XEBQ-AM/XHBQ-FM
- Guaymas, Sonora; Mexico;
- Broadcast area: Guaymas, Sonora
- Frequencies: 1240 kHz 105.3 MHz
- Branding: FM 105

Programming
- Format: Grupera

Ownership
- Owner: Grupo Padilla Hermanos; (GILHAAM, S.A. de C.V.);

History
- First air date: March 9, 1948 1994 (FM)

Technical information
- Licensing authority: CRT
- Class: C1 (FM) C (AM)
- Power: 1 kW
- ERP: 10 kW
- HAAT: 485.3 m (1,592 ft)

Links
- Website: www.fm105.com.mx

= XHBQ-FM =

Radio station in Guaymas, Sonora

XHBQ-FM 105.3/XEBQ-AM 1240 is a combo radio station in Guaymas, Sonora. It is owned by Grupo Padilla Hermanos and carries a grupera format known as FM 105.

==History==
XEBQ received its first concession in 1948. It was owned by Raymundo López Lerma. In 1970, Alejandro Padilla Reyes bought XEBQ, and in 1994, it gained an FM combo, XHBQ-FM 105.3.

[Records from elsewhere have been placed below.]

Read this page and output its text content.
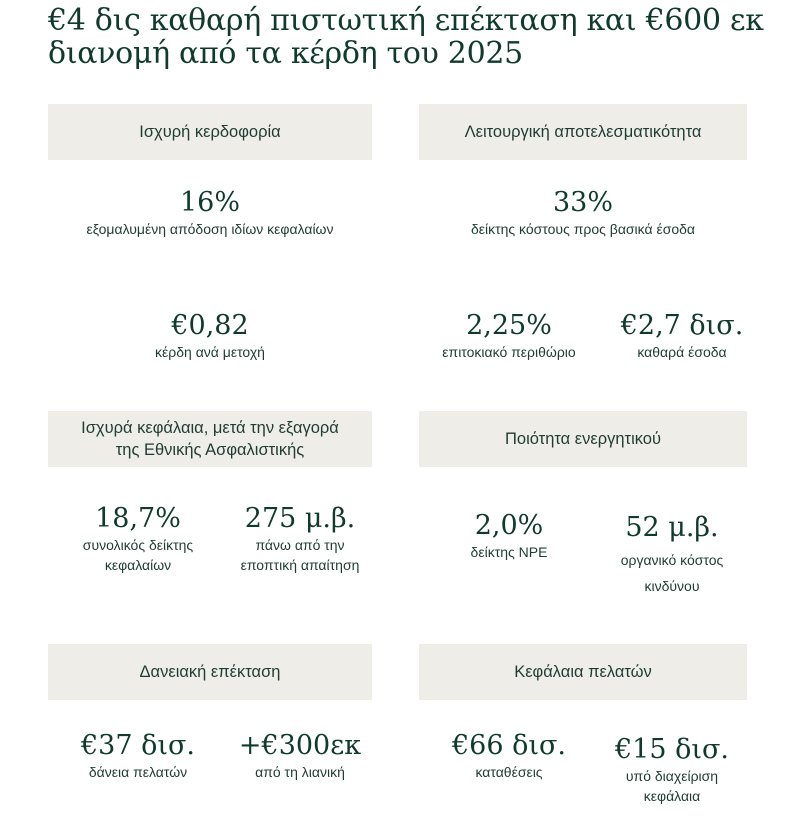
€4 δις καθαρή πιστωτική επέκταση και €600 εκ διανομή από τα κέρδη του 2025
Ισχυρή κερδοφορία
16%
εξομαλυμένη απόδοση ιδίων κεφαλαίων
€0,82
κέρδη ανά μετοχή
Λειτουργική αποτελεσματικότητα
33%
δείκτης κόστους προς βασικά έσοδα
2,25%
επιτοκιακό περιθώριο
€2,7 δισ.
καθαρά έσοδα
Ισχυρά κεφάλαια, μετά την εξαγορά
της Εθνικής Ασφαλιστικής
18,7%
συνολικός δείκτης
κεφαλαίων
275 μ.β.
πάνω από την
εποπτική απαίτηση
Ποιότητα ενεργητικού
2,0%
δείκτης NPE
52 μ.β.
οργανικό κόστος
κινδύνου
Δανειακή επέκταση
€37 δισ.
δάνεια πελατών
+€300εκ
από τη λιανική
Κεφάλαια πελατών
€66 δισ.
καταθέσεις
€15 δισ.
υπό διαχείριση
κεφάλαια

After Padilla Reyes's death, the Padilla family — Gloria Ruíz Leyva and Gloria Icela, Luis Héctor, Alejandro Alberto, and Mario Padilla Ruiz — inherited the station and organized as GILHAAM, S.A. de C.V. The name GILHAAM, an acronym of the names of the Padilla Ruiz siblings, is also used for another Padilla Hermanos venture, GILHAAM Grupo Funerario, which offers funeral services.